Opções de parcelamento e renegociação para devedores

O FIES foi desenhado para ser um programa inclusivo, e isso se reflete nas opções de parcelamento e nas possibilidades de renegociação para os estudantes que enfrentam dificuldades financeiras. Caso o estudante esteja desempregado após a conclusão do curso e não tenha renda, o pagamento das parcelas do financiamento pode ser suspenso por um período, mediante comprovação da situação. Esta medida visa evitar o endividamento e a inadimplência, oferecendo um suporte em momentos de vulnerabilidade econômica.

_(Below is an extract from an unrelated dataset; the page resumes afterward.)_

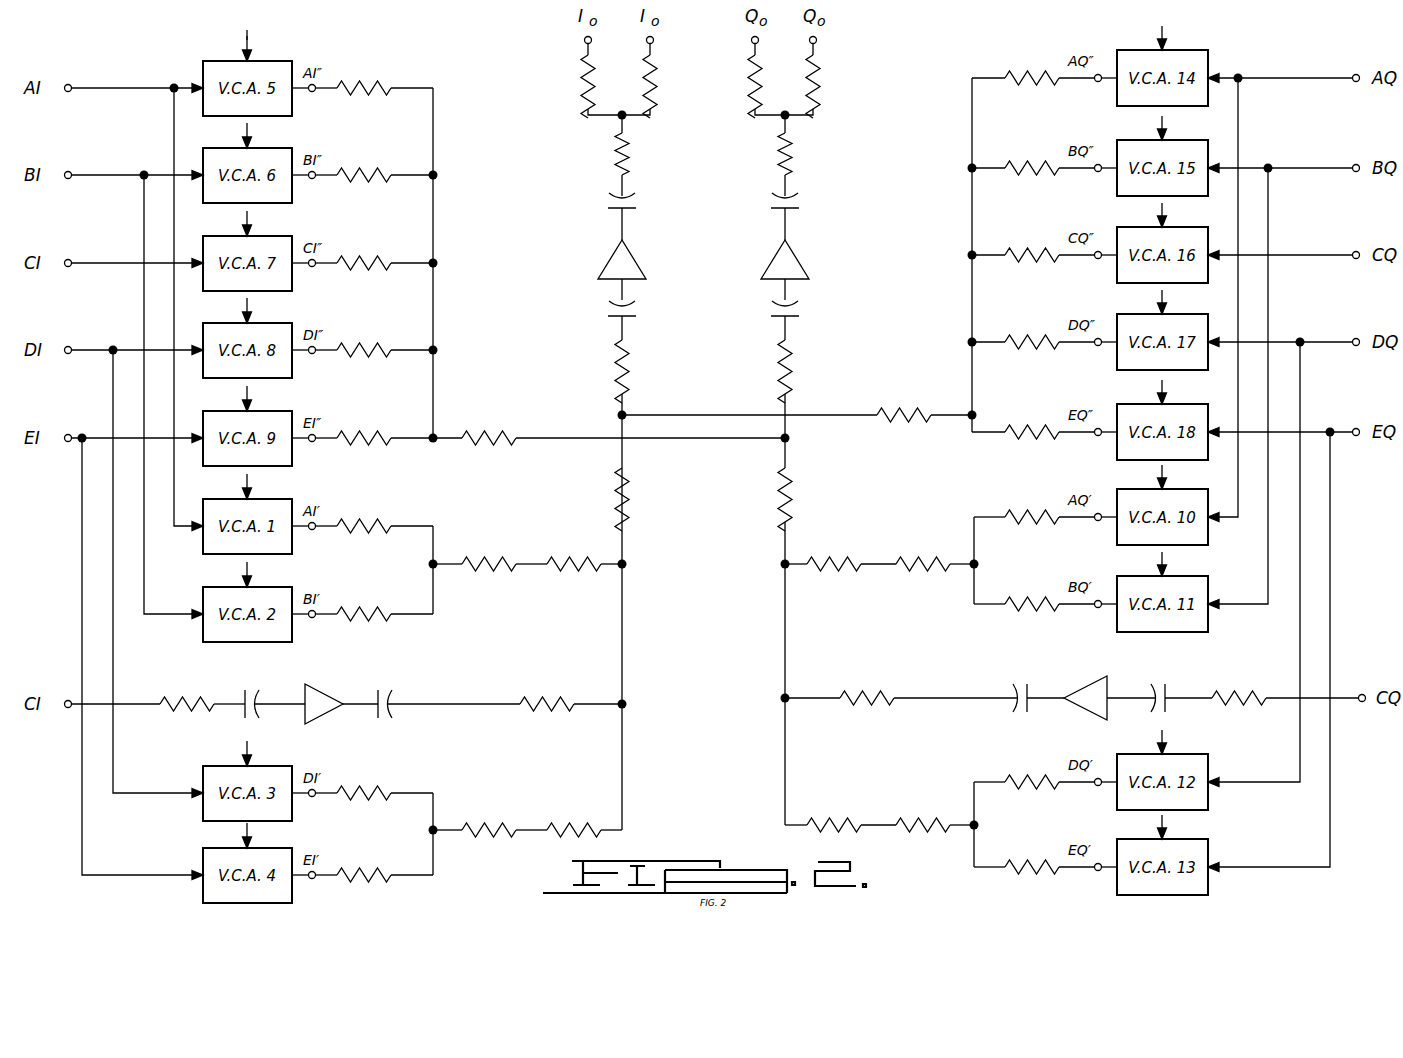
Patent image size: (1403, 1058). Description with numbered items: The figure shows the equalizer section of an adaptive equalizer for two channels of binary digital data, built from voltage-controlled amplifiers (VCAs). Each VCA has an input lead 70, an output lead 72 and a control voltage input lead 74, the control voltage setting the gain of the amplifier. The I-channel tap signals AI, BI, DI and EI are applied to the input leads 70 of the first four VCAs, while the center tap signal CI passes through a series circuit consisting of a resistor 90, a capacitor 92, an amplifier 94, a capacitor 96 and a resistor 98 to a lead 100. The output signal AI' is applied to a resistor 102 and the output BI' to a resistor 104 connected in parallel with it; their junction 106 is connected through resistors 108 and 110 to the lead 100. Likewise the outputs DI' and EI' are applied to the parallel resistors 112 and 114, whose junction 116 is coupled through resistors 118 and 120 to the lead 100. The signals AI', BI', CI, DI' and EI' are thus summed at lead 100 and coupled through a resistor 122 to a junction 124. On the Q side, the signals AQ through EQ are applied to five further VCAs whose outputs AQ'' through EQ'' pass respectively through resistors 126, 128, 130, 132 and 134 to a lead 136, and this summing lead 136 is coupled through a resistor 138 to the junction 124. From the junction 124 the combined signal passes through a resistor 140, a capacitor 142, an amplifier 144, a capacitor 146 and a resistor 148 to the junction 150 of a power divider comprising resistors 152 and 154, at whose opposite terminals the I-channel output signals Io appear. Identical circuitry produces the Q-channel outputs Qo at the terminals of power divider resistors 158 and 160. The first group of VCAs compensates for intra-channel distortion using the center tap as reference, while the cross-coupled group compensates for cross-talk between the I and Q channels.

Para aqueles que já estão em débito com o FIES, o governo frequentemente lança programas de renegociação. Essas iniciativas permitem que os devedores regularizem sua situação com condições facilitadas, como descontos nos juros e multas, e prazos estendidos para o parcelamento da dívida. Tais programas são fundamentais para reduzir a inadimplência e permitir que ex-alunos retomem o controle de suas finanças, além de liberar o crédito para novos financiamentos.

Em 2026, espera-se que essas políticas de flexibilização e renegociação continuem a ser aprimoradas, oferecendo mais segurança e tranquilidade aos beneficiários do FIES. É essencial que os estudantes acompanhem os comunicados oficiais do MEC e dos agentes financeiros para se manterem informados sobre as opções disponíveis e as datas limite para aderir a eventuais programas de renegociação. Essa atenção garante que o financiamento, ao invés de um fardo, continue sendo um impulsionador de sonhos e carreiras.